On Tue, May 07, 2019 at 04:28:36PM +1200, Thomas Munro wrote:
On Tue, May 7, 2019 at 3:15 PM Tomas Vondra
<tomas.von...@2ndquadrant.com> wrote:
On Tue, May 07, 2019 at 01:48:40PM +1200, Thomas Munro wrote:
>Seems expensive for large numbers of slices -- you need to join the
>outer batch against each inner slice.
Nope, that's not how it works. It's the array of batches that gets
sliced, not the batches themselves.
Sorry, I read only the description and not the code, and got confused
about that. So, I see three separate but related problems:
A. Broken escape valve: sometimes we generate a huge number of
batches while trying to split up many duplicates, because of the
presence of other more uniformly distributed keys. We could fix that
with (say) a 95% rule.
B. Lack of good alternative execution strategy when the escape valve
is triggered. A batch cannot be split effectively, but cannot fit in
work_mem, so for now we decide to ignore work_mem.
C. Unmetered explosion of batches and thus BufFiles, probably usually
caused by problem A, but theoretically also due to a real need for
partitions.
Right. I don't think a single solution addressing all those issues exists.
It's more likely we need multiple improvements.
>But I wonder how we'd deal with outer joins, as Tom Lane asked in
>another thread:
>
>https://www.postgresql.org/message-id/12185.1488932980%40sss.pgh.pa.us
That seems unrelated - we slice the array of batches, to keep memory
needed for BufFile under control. The hash table remains intact, so
there's no issue with outer joins.
Right, sorry, my confusion. I thought you were describing
https://en.wikipedia.org/wiki/Block_nested_loop. (I actually think we
can make that work for left outer joins without too much fuss by
writing out a stream of match bits to a new temporary file. Googling,
I see that MySQL originally didn't support BNL for outer joins and
then added some match flag propagation thing recently.)
Possibly, I'm not against implementing that, although I don't have very
good idea what the benefits of BNL joins are (performance-wise). In any
case, I think entirely unrelated to hash joins.
I agree we should relax the 0%/100% split condition, and disable the
growth sooner. But I think we should also re-evaluate that decision
after a while - the data set may be correlated in some way, in which
case we may disable the growth prematurely.
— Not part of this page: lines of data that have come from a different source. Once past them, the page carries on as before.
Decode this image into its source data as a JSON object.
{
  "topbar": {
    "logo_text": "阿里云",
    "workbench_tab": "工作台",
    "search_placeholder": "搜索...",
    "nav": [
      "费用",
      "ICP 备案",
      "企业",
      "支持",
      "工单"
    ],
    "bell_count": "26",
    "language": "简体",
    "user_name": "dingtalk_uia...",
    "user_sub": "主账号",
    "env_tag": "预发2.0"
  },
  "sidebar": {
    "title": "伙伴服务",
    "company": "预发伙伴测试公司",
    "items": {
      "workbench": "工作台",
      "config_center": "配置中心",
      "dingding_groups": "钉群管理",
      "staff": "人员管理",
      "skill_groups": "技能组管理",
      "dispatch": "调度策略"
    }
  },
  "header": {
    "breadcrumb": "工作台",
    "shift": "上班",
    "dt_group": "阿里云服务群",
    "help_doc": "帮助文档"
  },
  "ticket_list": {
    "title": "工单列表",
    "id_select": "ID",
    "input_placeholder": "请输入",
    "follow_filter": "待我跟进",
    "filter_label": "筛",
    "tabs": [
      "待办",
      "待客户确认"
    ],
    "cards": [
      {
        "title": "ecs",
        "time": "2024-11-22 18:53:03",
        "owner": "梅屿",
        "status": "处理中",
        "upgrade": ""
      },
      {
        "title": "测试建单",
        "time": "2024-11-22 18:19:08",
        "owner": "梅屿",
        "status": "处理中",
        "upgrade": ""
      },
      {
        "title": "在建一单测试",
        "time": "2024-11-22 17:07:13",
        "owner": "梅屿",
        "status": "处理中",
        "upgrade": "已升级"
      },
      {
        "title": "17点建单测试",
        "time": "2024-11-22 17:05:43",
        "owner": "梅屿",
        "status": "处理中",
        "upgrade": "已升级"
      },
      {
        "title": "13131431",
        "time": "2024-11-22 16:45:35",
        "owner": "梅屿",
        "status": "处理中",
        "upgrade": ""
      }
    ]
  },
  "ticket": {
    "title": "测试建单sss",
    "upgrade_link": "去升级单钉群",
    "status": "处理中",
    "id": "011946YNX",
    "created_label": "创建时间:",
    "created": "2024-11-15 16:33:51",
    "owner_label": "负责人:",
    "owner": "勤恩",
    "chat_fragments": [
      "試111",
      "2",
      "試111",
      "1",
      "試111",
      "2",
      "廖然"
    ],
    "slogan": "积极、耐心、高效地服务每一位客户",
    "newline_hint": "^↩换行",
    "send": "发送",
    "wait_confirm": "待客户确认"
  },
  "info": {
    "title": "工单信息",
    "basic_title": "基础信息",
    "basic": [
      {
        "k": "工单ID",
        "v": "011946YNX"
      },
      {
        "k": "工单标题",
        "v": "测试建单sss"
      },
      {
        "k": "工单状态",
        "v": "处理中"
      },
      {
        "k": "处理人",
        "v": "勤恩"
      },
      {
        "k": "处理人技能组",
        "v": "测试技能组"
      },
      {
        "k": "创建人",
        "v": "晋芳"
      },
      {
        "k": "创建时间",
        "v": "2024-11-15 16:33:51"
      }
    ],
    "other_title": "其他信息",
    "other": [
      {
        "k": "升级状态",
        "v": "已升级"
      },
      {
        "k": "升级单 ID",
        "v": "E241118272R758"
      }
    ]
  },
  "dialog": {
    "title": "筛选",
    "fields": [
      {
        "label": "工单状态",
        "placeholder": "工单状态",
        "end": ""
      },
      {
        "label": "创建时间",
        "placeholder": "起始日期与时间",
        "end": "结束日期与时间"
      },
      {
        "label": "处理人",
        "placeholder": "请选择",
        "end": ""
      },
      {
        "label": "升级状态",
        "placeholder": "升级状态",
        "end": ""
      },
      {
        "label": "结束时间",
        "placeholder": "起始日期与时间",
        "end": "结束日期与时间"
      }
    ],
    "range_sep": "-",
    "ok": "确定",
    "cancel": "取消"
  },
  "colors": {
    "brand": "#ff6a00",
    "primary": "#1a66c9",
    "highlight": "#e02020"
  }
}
It may not reduce memory
usage now, but it may help in the future.
It's already an issue, but it would be even more likely if we disabled
growth e.g. with just 5%/95% splits.
FWIW I believe this is mostly orthogonal issue to what's discussed in
this thread.
But isn't problem A the root cause of problem C, in most cases? There
must also be "genuine" cases of problem C that would occur even if we
fix that, of course: someone has small work_mem, and data that can be
effectively partitioned to fit it, but it just takes a huge number of
partitions to do it. So that we don't behave badly in those cases, I
agree with you 100%: we should fix the memory accounting to count
BufFile overheads as you are proposing, and then I guess ideally
switch to our alternative strategy (BNL or sort-merge or ...) when we
see that BufFiles are wasting to much work_mem and its time to try
something else. It seems you don't actually have one of those cases
here, though?
Maybe. Or maybe not. I don't have enough data to make such judgements
about the causes in general. We have one query from pgsql-performance.
There might be more, but IMO that's probably biased data set.
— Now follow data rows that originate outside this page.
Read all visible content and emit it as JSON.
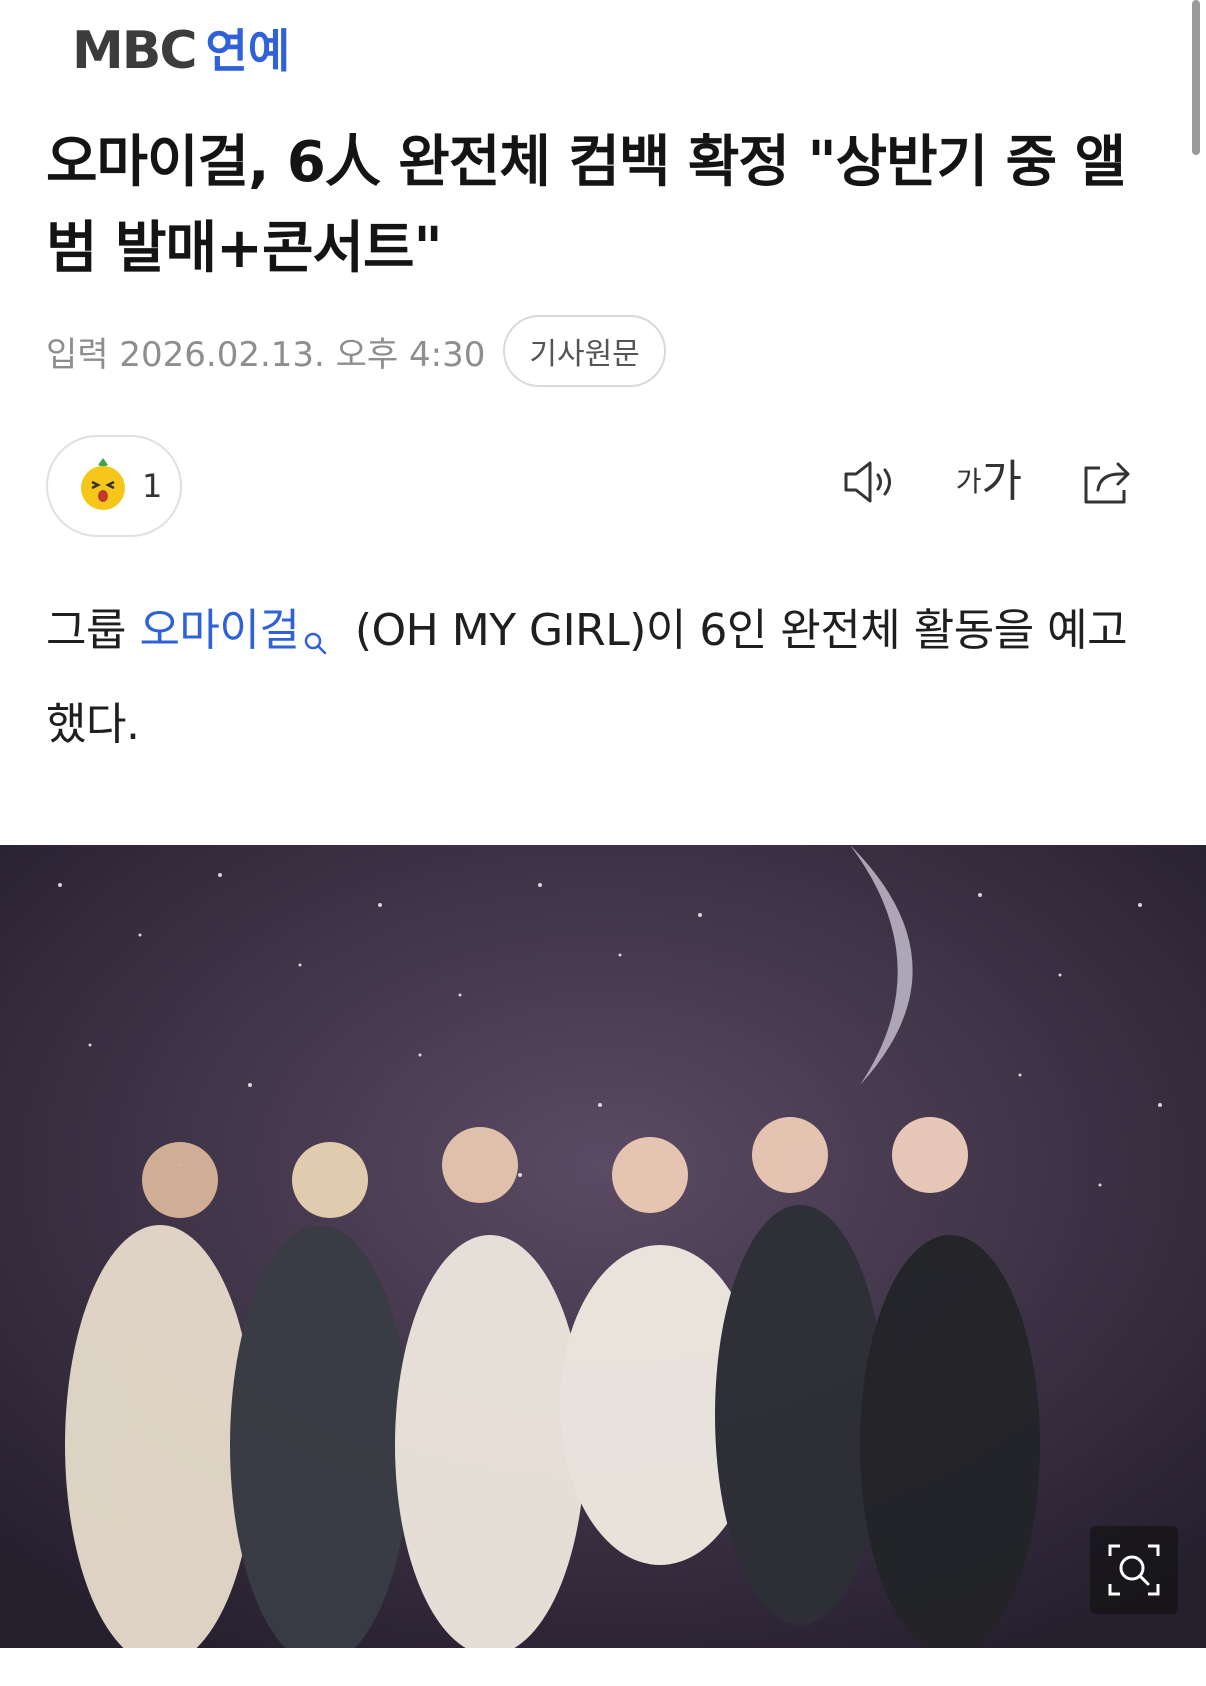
{
  "header": {
    "logo_mbc": "MBC",
    "logo_section": "연예"
  },
  "article": {
    "title": "오마이걸, 6人 완전체 컴백 확정 \"상반기 중 앨범 발매+콘서트\"",
    "date": "입력 2026.02.13. 오후 4:30",
    "original_label": "기사원문",
    "reaction_count": "1",
    "body": {
      "before": "그룹 ",
      "keyword": "오마이걸",
      "after": " (OH MY GIRL)이 6인 완전체 활동을 예고했다."
    }
  },
  "toolbar": {
    "font_small": "가",
    "font_large": "가"
  },
  "icons": [
    "speaker-icon",
    "font-size-icon",
    "share-icon",
    "search-icon",
    "zoom-icon",
    "reaction-emoji-icon"
  ],
  "colors": {
    "accent": "#2f62d8",
    "meta_text": "#8e8e8e"
  }
}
But even that reported query actually is not the case that A causes C.
The outer side of the hash join was significantly underestimated (34619
vs. 113478127) due to highly-correlated conditions.
And in that case it's trivial to cause nbatch explosion even with perfect
data sets with no duplicates (so no escape valve failure).
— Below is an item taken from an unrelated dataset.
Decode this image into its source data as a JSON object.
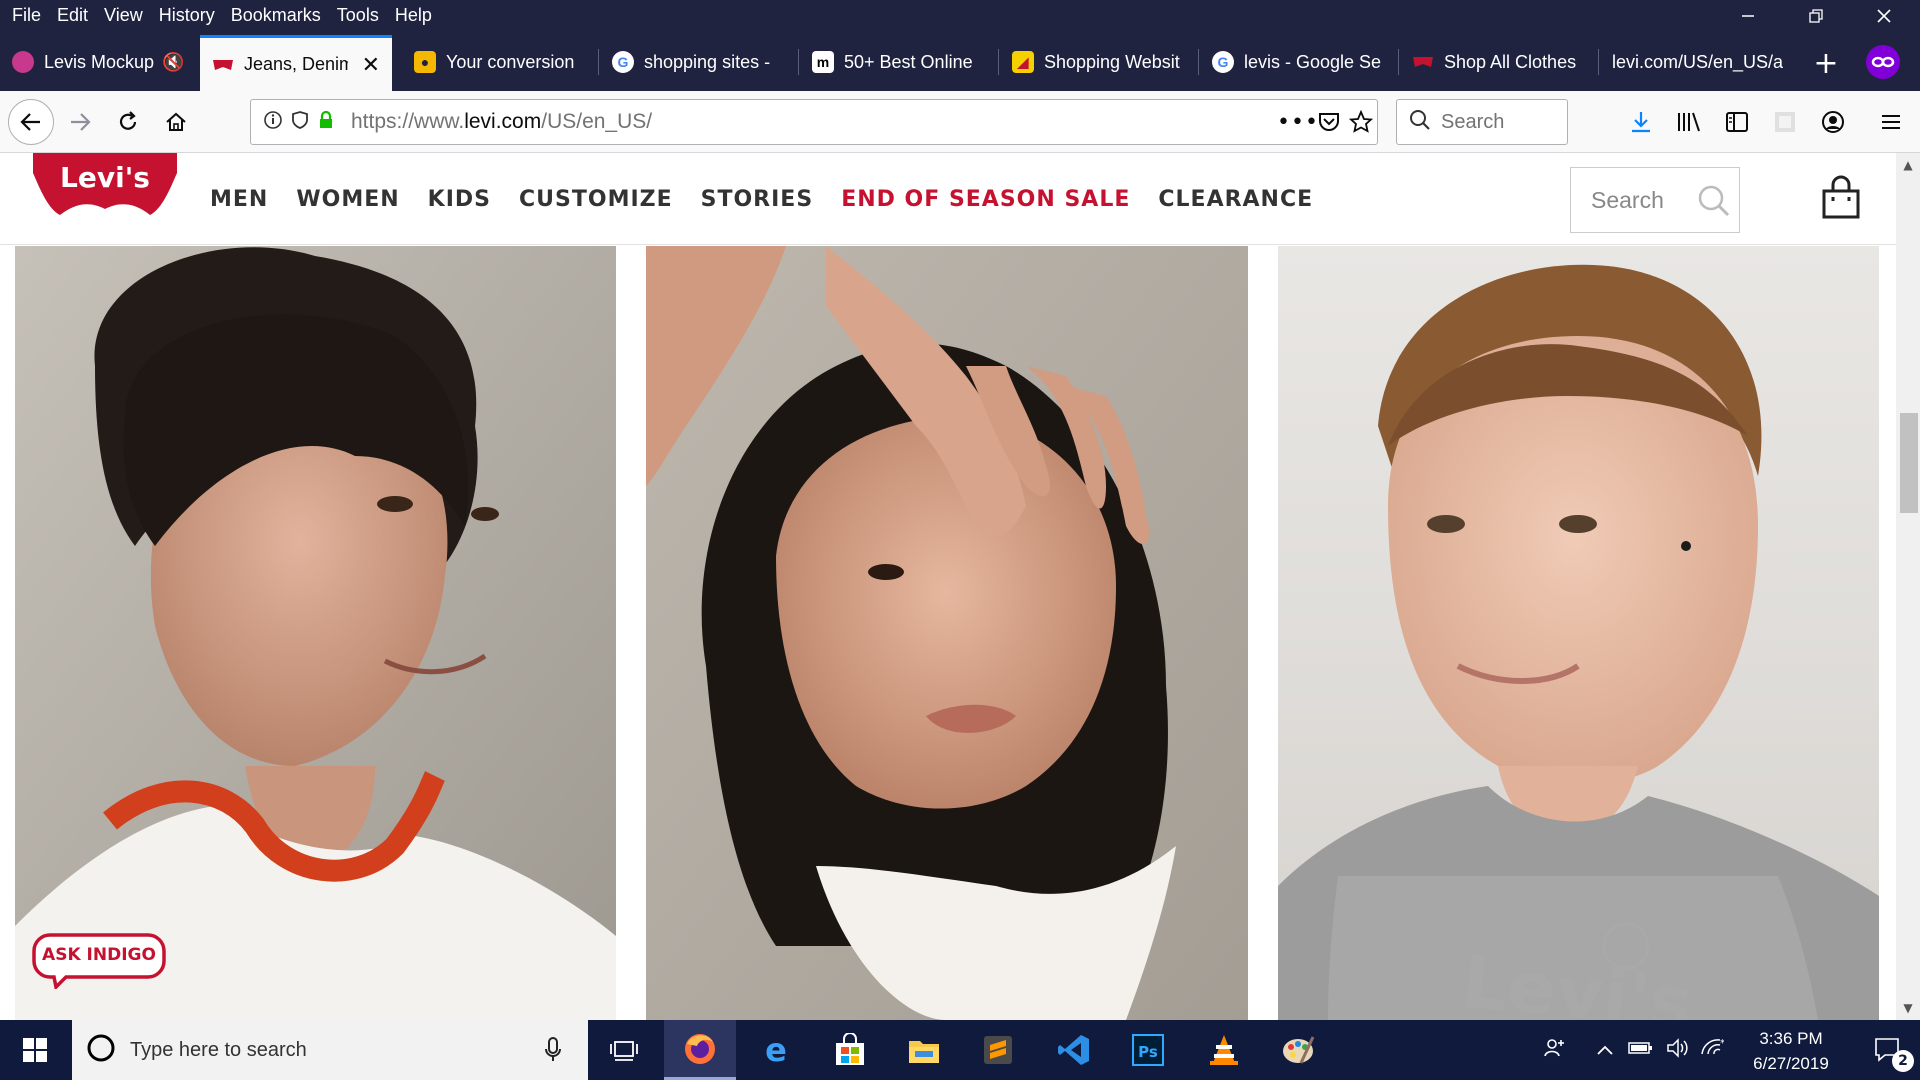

I think we should fix problem A. Then handle problem C by accounting
for BufFiles, and figure out a way to switch to our alternative
strategy (currently: ignore work_mem), when we think that creating
more BufFiles will be futile (not sure exactly what the rule there
should be). And then work on fixing B properly with a good strategy.
Here's a straw-man idea: we could adopt BNL, and then entirely remove
our repartitioning code. If the planner's number of partitions turns
out to be not enough, we'll just handle it using BNL loops.
Yeah, something like that.
I think we can fix A by relaxing the escape valve condition, and then
rechecking it once in a while. So we fill work_mem, realize it didn't
actually reduce the batch size significantly and disable nbatch growth.
But at the same time we increase the threshold to 2x work_mem, and after
reaching it we "consider" a nbatch increase. That is, we walk the batch
and see how many tuples would move if we increased nbatch (that should be
fairly cheap) - if it helps, great, enable growth and split the batch. If
not, double the threshold again. Rinse and repeat.
For C, I think we can use either of the two approaches I proposed. I like
the second option better, as it actually enforces work_mem. The first
option kinda helped with A too, although in different way, ana I think the
solution I outlined in the previous paragraph will work better.
No opinion regarding the switch to BNL, at the moment.
Switching to some other algorithm during execution moves the goal posts
to the next galaxy, I'm afraid.
The main problem I'm aware of with sort-merge join is: not all that is
hashable is sortable. So BNL is actually the only solution I'm aware
of for problem B that doesn't involve changing a fundamental thing
about PostgreSQL's data type requirements.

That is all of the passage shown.